Weighted Averaged Stochastic Gradient Descent: Asymptotic Normality and Optimality
Ziyang Wei, Wanrong Zhu, Wei Biao Wu
TL;DR
This work develops a general theory for weighted averaged SGD, proving asymptotic normality with a sandwich covariance form $V = A^{-1}SA^{-1}$ and a weight-dependent prefactor $w$ in the limit $\sqrt{n}(\tilde{x}_n - x^*) \Rightarrow \mathcal{N}(0, wV)$. It provides online inference methods via covariance estimation and pivotal statistics, enabled by a functional CLT for partial sums. The paper analyzes concrete averaging schemes—polynomial-decay and suffix averaging—and introduces an adaptive weighted averaging scheme that achieves the optimal finite-sample MSE in a linear model while preserving the ASGD-like asymptotic covariance. Empirical results validate the CLT under various losses and demonstrate superior non-asymptotic performance of the adaptive method, highlighting a practical path to fast, statistically efficient SGD variants. Overall, the work offers principled weight design for SGD, enabling online uncertainty quantification and improved finite-sample behavior in both smooth and certain non-smooth settings.
Abstract
Stochastic Gradient Descent (SGD) is one of the most popular algorithms in statistical and machine learning due to its computational and memory efficiency.

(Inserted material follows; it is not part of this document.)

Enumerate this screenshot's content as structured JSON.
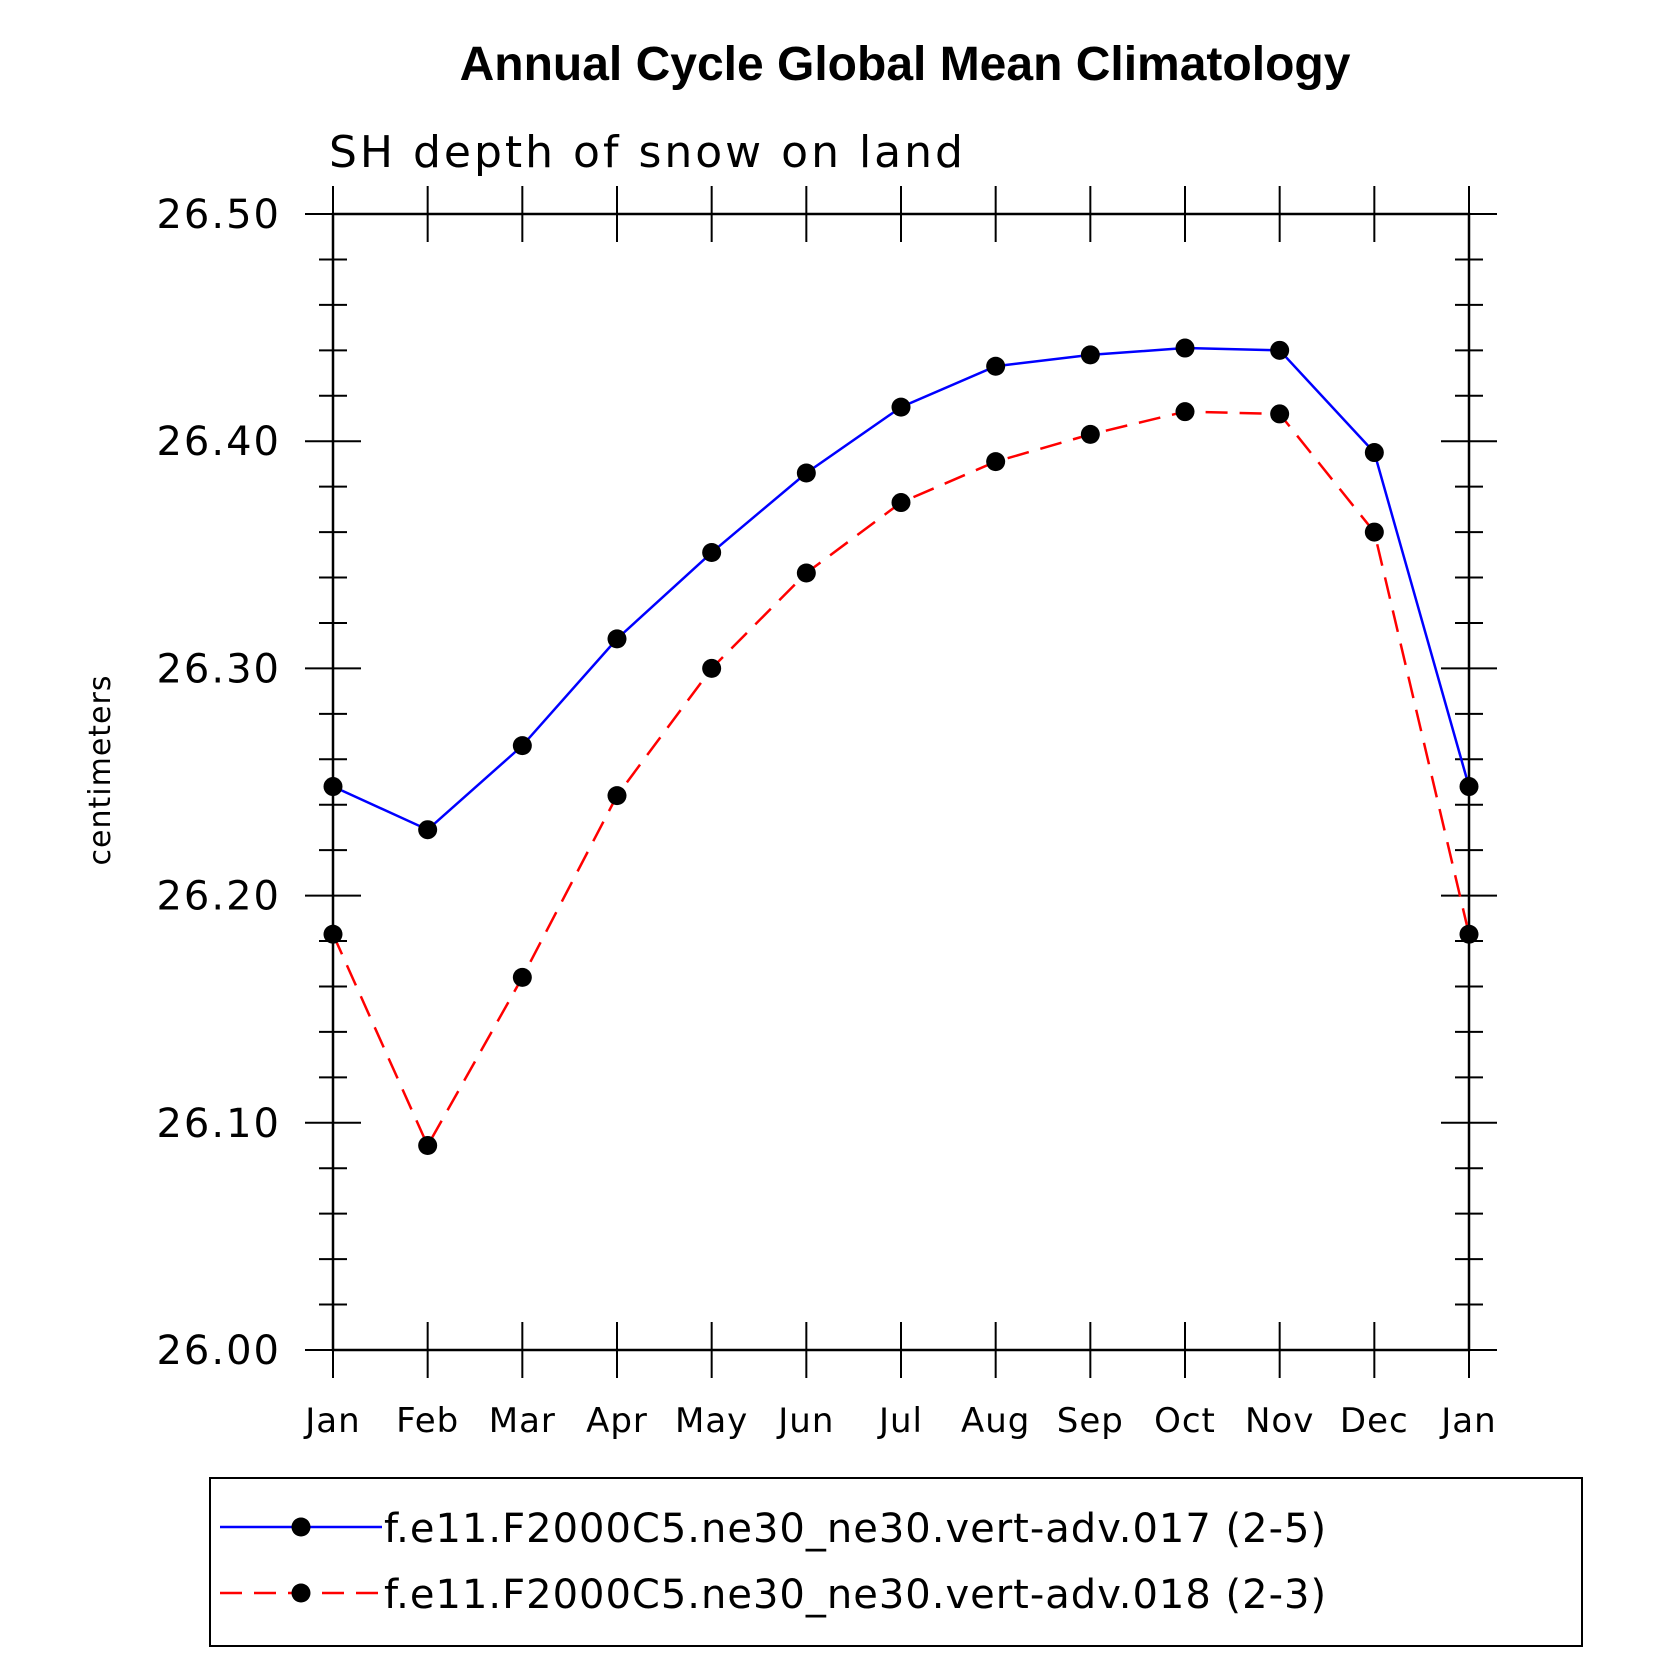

Various averaging schemes have been proposed to accelerate the convergence of SGD in different settings. In this paper, we explore a general averaging scheme for SGD. Specifically, we establish the asymptotic normality of a broad range of weighted averaged SGD solutions and provide asymptotically valid online inference approaches. Furthermore, we propose an adaptive averaging scheme that exhibits both optimal statistical rate and favorable non-asymptotic convergence, drawing insights from the optimal weight for the linear model in terms of non-asymptotic mean squared error (MSE).